Tinea Cruris (Dhobi's Itch) - Treatment, Picture and Symptoms of Tinea Cruris
Tinea Cruris
is most prevalent in the summer months. It is commonly caused by the epidermophyton and trichophyton from infected toes or nails; fungus may also be conveyed by infected lavatory seats (most commonly in public lavatories) and by laundry clothes. Infection can also be transmitted during sexual intercourse.
Affection occurs on the inner sides of the upper part of the thighs, spreading to adjoining parts of the scrotum, penis, vulva, and perineum and later to the buttocks and trunk. Intense itching is the characteristic symptom. It starts as small circinate lesions.

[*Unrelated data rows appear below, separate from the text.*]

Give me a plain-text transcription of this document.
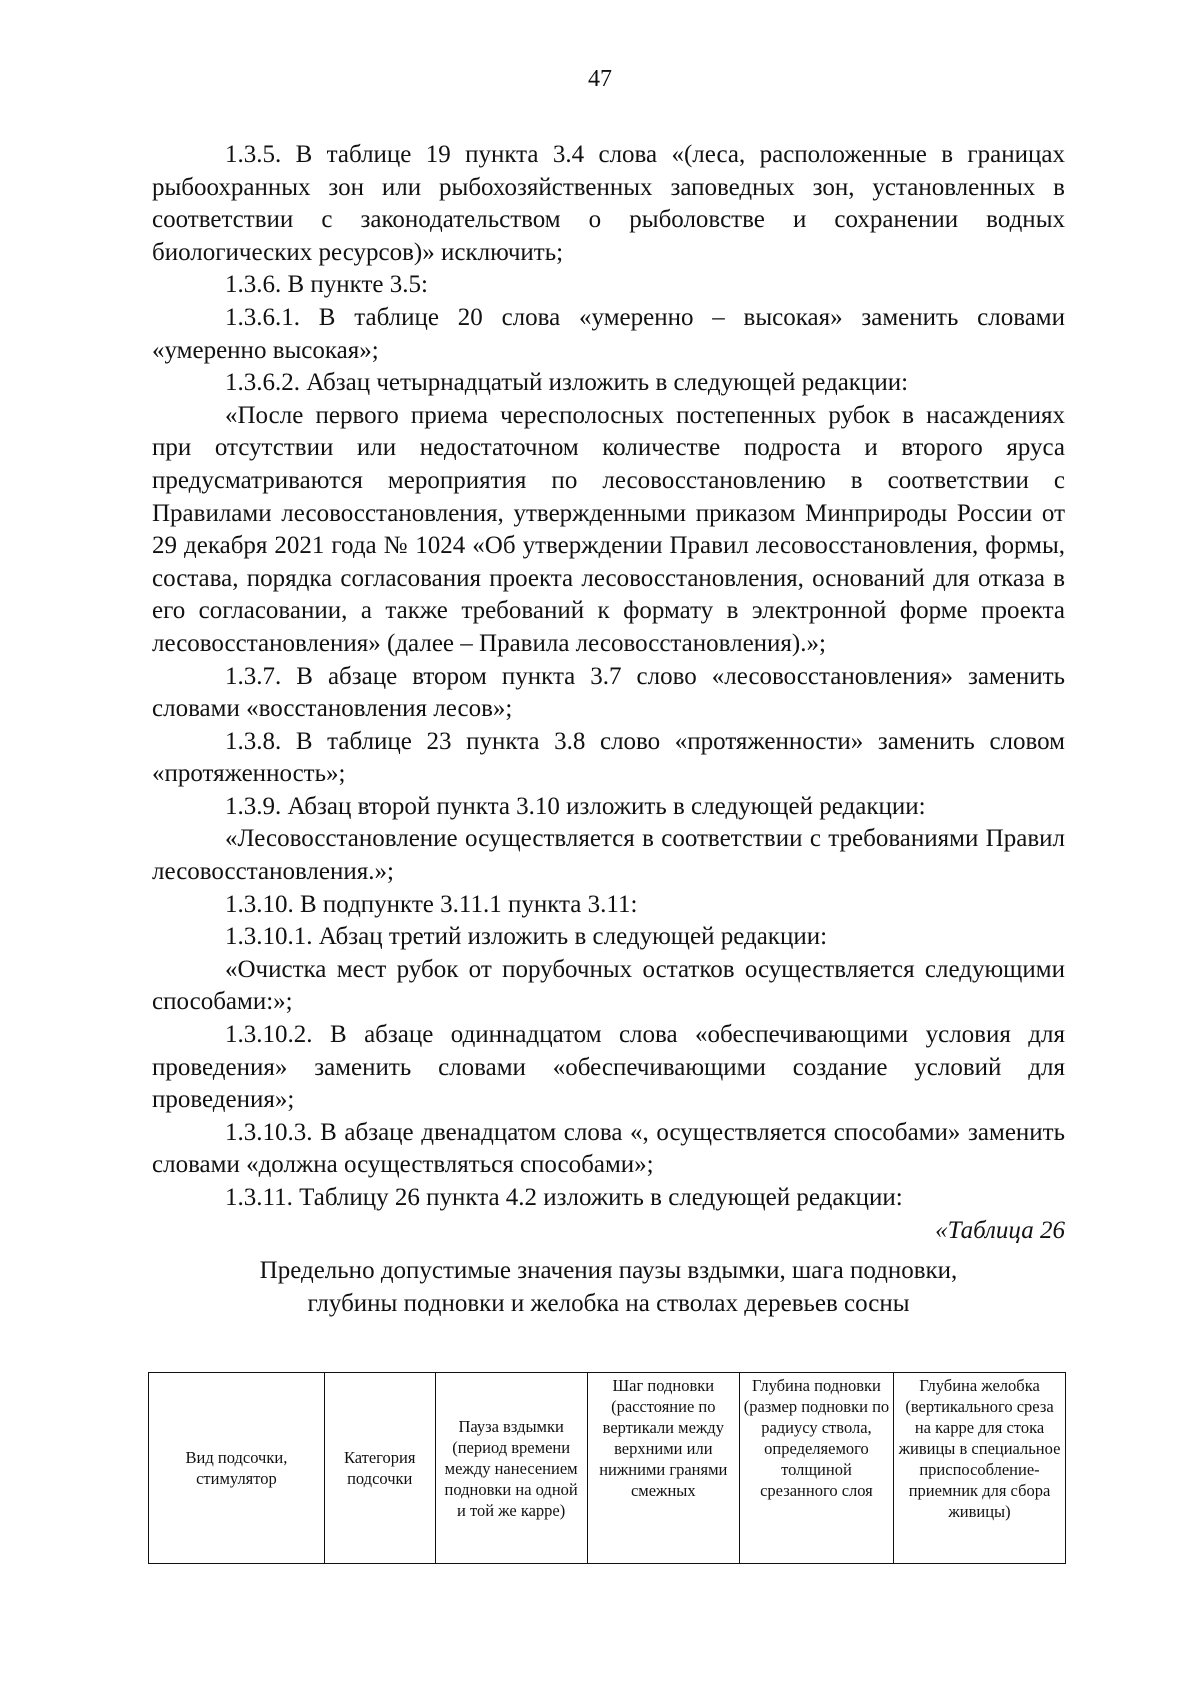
47

1.3.5. В таблице 19 пункта 3.4 слова «(леса, расположенные в границах рыбоохранных зон или рыбохозяйственных заповедных зон, установленных в соответствии с законодательством о рыболовстве и сохранении водных биологических ресурсов)» исключить;

1.3.6. В пункте 3.5:

1.3.6.1. В таблице 20 слова «умеренно – высокая» заменить словами «умеренно высокая»;

1.3.6.2. Абзац четырнадцатый изложить в следующей редакции:

«После первого приема чересполосных постепенных рубок в насаждениях при отсутствии или недостаточном количестве подроста и второго яруса предусматриваются мероприятия по лесовосстановлению в соответствии с Правилами лесовосстановления, утвержденными приказом Минприроды России от 29 декабря 2021 года № 1024 «Об утверждении Правил лесовосстановления, формы, состава, порядка согласования проекта лесовосстановления, оснований для отказа в его согласовании, а также требований к формату в электронной форме проекта лесовосстановления» (далее – Правила лесовосстановления).»;

1.3.7. В абзаце втором пункта 3.7 слово «лесовосстановления» заменить словами «восстановления лесов»;

1.3.8. В таблице 23 пункта 3.8 слово «протяженности» заменить словом «протяженность»;

1.3.9. Абзац второй пункта 3.10 изложить в следующей редакции:

«Лесовосстановление осуществляется в соответствии с требованиями Правил лесовосстановления.»;

1.3.10. В подпункте 3.11.1 пункта 3.11:

1.3.10.1. Абзац третий изложить в следующей редакции:

«Очистка мест рубок от порубочных остатков осуществляется следующими способами:»;

1.3.10.2. В абзаце одиннадцатом слова «обеспечивающими условия для проведения» заменить словами «обеспечивающими создание условий для проведения»;

1.3.10.3. В абзаце двенадцатом слова «, осуществляется способами» заменить словами «должна осуществляться способами»;

1.3.11. Таблицу 26 пункта 4.2 изложить в следующей редакции:

«Таблица 26

Предельно допустимые значения паузы вздымки, шага подновки,
глубины подновки и желобка на стволах деревьев сосны
Вид подсочки, стимулятор	Категория подсочки	Пауза вздымки (период времени между нанесением подновки на одной и той же карре)	Шаг подновки (расстояние по вертикали между верхними или нижними гранями смежных	Глубина подновки (размер подновки по радиусу ствола, определяемого толщиной срезанного слоя	Глубина желобка (вертикального среза на карре для стока живицы в специальное приспособление-приемник для сбора живицы)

Typically, it is seen as well-defined patch or patches of scaling, vesicles and pustules with inflammation most marked at the periphery of the lesions.

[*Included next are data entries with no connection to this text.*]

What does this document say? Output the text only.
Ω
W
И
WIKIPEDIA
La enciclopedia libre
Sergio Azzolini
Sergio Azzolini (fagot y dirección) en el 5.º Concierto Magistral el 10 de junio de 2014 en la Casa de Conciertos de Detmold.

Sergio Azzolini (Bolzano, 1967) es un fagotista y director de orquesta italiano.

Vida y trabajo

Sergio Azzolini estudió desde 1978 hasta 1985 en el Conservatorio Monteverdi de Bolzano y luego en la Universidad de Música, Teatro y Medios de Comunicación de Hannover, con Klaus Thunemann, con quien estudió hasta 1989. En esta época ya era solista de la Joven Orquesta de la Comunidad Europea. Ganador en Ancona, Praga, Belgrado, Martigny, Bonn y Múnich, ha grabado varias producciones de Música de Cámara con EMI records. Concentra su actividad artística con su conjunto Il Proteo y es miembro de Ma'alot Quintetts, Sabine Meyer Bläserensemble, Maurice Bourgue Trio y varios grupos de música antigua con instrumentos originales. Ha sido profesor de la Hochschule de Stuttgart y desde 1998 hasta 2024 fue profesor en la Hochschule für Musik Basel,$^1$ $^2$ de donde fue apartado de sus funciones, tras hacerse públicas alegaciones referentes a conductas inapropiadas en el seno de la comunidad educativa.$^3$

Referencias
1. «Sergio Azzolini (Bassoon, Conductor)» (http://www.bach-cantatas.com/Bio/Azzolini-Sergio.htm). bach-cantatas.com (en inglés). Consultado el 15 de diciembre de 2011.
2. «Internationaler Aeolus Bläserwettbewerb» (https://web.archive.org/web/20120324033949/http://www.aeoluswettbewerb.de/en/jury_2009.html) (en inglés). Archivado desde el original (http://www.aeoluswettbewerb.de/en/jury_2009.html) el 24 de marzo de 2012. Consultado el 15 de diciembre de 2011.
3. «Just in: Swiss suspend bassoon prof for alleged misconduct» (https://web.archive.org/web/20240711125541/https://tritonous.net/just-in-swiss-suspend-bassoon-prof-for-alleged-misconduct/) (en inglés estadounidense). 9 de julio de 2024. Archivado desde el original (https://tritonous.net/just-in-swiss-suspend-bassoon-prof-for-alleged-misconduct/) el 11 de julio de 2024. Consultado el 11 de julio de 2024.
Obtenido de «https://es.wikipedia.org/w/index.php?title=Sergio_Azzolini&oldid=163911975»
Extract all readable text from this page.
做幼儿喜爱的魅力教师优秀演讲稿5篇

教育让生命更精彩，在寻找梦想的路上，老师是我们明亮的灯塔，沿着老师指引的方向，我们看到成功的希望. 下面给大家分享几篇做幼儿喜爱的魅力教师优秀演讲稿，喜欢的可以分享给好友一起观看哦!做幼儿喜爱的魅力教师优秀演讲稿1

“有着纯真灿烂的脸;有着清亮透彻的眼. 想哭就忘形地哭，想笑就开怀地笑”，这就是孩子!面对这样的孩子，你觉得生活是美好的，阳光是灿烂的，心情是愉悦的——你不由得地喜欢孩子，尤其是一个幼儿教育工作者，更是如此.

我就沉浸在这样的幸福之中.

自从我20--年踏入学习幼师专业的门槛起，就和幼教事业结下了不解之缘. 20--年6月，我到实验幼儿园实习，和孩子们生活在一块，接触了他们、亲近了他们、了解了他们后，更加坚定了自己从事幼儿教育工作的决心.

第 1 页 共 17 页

Differential diagnosis of Tinea Cruris
Tinea Cruris is made from intertrigo, infective eczema and flexural psoriasis. The first two always start at the inguinal cleft which is usually cracked. Inflammation is more marked towards the centre than the periphery. Moreover, the demonstration of fungus clinches the diagnosis of tinea cruris. Flexural psoriasis has no real resemblance to tinea cruris, except that it occurs on the same site; lesions of psoriasis are present on other areas of the body as well.
Prognosis of Tinea Cruris
Tinea Cruris is good if the treatment is persisted with the newer fungicidal agents and the predisposing causes are corrected.
Treatment of Tinea Cruris
It is the same as in tinea corporis. Under-clothing must be washed daily.
Toes and nails, if infected, must be treated at the same time. Patients should be advised against the use of public lavatories. The infected part must be kept cool and dry. Griseofulvin should only be used as a last resort in extensive and resistant cases.